MTV-«Popetown»-Werbung zurückgezogen

Heftige Proteste und Diskussionen löste eine ganzseitige Zeitschriftenanzeige des Musiksenders MTV aus. Der Sender hatte unter der Überschrift «Lachen statt rumhängen» für den Start seiner Zeichentrickserie «Popetown» geworben, die das Leben im Vatikan karikiert. Zu sehen war auf der Anzeige im Hintergrund ein leeres Kreuz auf einem Hügel. Im Vordergrund sitzt Christus mit Dornenkrone und Fernbedienung vor einem TV-Gerät und lacht.

Der Werberat tadelte dieses Motiv. MTV zog die Anzeige zurück. Der kalkulierte Erfolg für die Sendefolge blieb aus.

Thematischer Schwerpunkt der Bürgerkritik an den 229 kritisierten Kampagnen waren gesellschaftliche Aspekte. Mehr als ein Drittel der Proteste entfiel auf die von Beschwerdeführern behauptete Diskriminierung von Frauen (86 Werbesujets). Bei rund einem Viertel schloss sich der Werberat den Protesten an, wie der Kritik an der Plakataktion eines Mobilfunkanbieters mit Werbung für seine Preise «Noch billiger zu haben als Frau Schmidt aus der Buchhaltung». Weitere Beschwerden richteten sich gegen Gewaltdarstellungen (26 Fälle), Gefährdung von Kindern (18) oder Diskriminierung von Personengruppen (17).

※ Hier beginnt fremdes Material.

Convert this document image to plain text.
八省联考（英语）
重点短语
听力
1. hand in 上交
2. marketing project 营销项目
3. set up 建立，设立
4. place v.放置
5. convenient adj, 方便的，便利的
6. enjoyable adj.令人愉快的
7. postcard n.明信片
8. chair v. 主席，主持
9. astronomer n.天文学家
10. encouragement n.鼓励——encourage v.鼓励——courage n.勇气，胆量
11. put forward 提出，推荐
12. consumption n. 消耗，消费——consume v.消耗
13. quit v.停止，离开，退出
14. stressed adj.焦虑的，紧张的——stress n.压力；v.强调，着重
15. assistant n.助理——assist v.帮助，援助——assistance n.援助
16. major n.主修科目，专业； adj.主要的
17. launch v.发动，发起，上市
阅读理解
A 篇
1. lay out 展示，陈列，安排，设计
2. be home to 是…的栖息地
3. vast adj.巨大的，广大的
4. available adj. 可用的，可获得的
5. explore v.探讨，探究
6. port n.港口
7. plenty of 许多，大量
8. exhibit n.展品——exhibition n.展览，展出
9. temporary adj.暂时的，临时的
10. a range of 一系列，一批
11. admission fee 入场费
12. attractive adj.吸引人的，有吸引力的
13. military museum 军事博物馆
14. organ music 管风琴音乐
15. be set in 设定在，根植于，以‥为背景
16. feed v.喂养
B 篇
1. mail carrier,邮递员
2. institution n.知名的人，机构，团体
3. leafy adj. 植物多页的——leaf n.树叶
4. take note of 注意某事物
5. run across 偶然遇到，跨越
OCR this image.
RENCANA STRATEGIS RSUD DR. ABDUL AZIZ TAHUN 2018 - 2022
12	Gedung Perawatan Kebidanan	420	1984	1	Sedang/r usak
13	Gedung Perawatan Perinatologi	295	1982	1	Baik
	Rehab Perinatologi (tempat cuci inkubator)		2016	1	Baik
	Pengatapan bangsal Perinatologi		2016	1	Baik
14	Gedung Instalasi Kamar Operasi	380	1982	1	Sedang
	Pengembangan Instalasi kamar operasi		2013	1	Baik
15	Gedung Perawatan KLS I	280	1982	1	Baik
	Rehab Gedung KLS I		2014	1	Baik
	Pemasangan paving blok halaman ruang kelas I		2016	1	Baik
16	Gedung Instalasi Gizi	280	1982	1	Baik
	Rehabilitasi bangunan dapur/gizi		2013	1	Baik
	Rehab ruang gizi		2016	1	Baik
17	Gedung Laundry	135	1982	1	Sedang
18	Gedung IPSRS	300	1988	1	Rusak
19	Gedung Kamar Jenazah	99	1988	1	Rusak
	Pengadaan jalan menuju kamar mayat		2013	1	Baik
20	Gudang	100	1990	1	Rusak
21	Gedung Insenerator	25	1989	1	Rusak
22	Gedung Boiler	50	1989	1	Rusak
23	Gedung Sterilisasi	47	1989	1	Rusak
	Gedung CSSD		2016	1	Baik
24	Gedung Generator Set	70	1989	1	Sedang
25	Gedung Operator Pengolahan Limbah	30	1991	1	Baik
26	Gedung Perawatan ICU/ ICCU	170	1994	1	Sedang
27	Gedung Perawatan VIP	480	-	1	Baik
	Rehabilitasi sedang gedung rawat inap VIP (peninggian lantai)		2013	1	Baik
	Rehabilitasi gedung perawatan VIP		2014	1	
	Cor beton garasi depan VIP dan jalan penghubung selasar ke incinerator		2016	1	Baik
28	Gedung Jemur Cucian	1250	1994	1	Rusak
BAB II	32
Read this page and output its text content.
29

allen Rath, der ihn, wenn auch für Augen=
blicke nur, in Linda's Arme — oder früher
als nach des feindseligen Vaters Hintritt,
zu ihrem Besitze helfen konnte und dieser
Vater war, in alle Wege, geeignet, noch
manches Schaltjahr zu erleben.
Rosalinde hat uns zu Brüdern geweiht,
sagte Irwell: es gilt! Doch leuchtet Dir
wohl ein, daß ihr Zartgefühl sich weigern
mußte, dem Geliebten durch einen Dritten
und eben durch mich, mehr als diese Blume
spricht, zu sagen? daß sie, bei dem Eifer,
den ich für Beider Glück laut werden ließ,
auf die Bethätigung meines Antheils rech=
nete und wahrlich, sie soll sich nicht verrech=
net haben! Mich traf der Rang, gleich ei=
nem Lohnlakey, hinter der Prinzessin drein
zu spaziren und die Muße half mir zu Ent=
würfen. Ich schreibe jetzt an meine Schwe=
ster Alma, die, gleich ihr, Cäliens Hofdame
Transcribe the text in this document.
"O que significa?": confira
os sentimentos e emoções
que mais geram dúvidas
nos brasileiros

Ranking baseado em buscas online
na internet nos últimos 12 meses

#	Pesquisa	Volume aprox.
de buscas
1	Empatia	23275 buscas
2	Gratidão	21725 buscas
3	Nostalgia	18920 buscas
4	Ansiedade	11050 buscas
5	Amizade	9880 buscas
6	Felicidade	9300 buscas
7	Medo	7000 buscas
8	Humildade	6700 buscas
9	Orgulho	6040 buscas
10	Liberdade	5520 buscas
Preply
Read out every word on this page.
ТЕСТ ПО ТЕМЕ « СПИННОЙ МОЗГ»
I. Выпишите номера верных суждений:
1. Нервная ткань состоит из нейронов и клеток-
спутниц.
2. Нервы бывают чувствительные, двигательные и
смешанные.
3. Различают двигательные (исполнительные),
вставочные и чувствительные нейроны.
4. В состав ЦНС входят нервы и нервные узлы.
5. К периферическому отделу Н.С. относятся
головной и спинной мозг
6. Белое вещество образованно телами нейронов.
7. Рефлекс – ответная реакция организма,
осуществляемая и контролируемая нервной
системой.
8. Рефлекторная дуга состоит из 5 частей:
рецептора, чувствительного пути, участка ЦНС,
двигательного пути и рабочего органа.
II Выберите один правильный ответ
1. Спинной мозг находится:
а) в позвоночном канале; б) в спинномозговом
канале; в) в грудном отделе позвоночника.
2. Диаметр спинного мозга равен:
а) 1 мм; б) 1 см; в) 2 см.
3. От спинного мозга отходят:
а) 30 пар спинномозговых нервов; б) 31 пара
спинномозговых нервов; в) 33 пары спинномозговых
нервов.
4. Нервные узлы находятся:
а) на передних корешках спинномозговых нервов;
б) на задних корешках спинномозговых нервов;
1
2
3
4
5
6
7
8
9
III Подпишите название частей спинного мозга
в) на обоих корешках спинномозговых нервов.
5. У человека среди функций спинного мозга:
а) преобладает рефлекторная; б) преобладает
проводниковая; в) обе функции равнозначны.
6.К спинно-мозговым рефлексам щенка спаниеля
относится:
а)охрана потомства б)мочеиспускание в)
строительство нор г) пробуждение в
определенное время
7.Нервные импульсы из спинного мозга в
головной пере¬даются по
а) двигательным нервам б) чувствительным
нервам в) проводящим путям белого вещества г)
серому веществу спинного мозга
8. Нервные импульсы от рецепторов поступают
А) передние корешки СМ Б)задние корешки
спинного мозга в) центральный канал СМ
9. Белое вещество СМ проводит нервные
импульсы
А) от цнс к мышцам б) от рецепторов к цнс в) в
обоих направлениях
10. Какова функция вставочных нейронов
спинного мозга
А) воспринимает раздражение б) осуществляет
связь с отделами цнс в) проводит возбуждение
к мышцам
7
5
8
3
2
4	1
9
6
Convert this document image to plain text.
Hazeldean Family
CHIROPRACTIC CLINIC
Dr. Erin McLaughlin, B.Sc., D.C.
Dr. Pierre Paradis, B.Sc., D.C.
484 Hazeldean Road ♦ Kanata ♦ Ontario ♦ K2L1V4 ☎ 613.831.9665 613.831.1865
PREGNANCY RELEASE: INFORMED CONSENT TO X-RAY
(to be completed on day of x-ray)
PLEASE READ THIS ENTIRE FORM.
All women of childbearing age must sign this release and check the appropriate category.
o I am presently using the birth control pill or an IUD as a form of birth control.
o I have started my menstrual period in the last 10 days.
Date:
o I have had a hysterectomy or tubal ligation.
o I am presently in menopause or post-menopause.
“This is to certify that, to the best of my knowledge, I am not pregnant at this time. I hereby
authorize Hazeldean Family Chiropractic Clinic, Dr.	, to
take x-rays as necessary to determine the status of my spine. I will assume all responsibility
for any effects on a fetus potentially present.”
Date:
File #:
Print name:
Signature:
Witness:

Fernsehspots und Plakate besonders im Visier

Auch im Jahr 2006 entfiel die meiste Kritik auf Fernsehspots (54 Fälle) sowie auf Aussenwerbung, insbesondere Plakate (41). Es folgten Prospekte (34), Anzeigen in Zeitungen (24), Publikumszeitschriften (21), Hörfunkspots (21) und Internet (14). Werbemassnahmen in Fachzeitschriften, Kino und per E-Mail spielten fast keine Rolle im Berichtsjahr.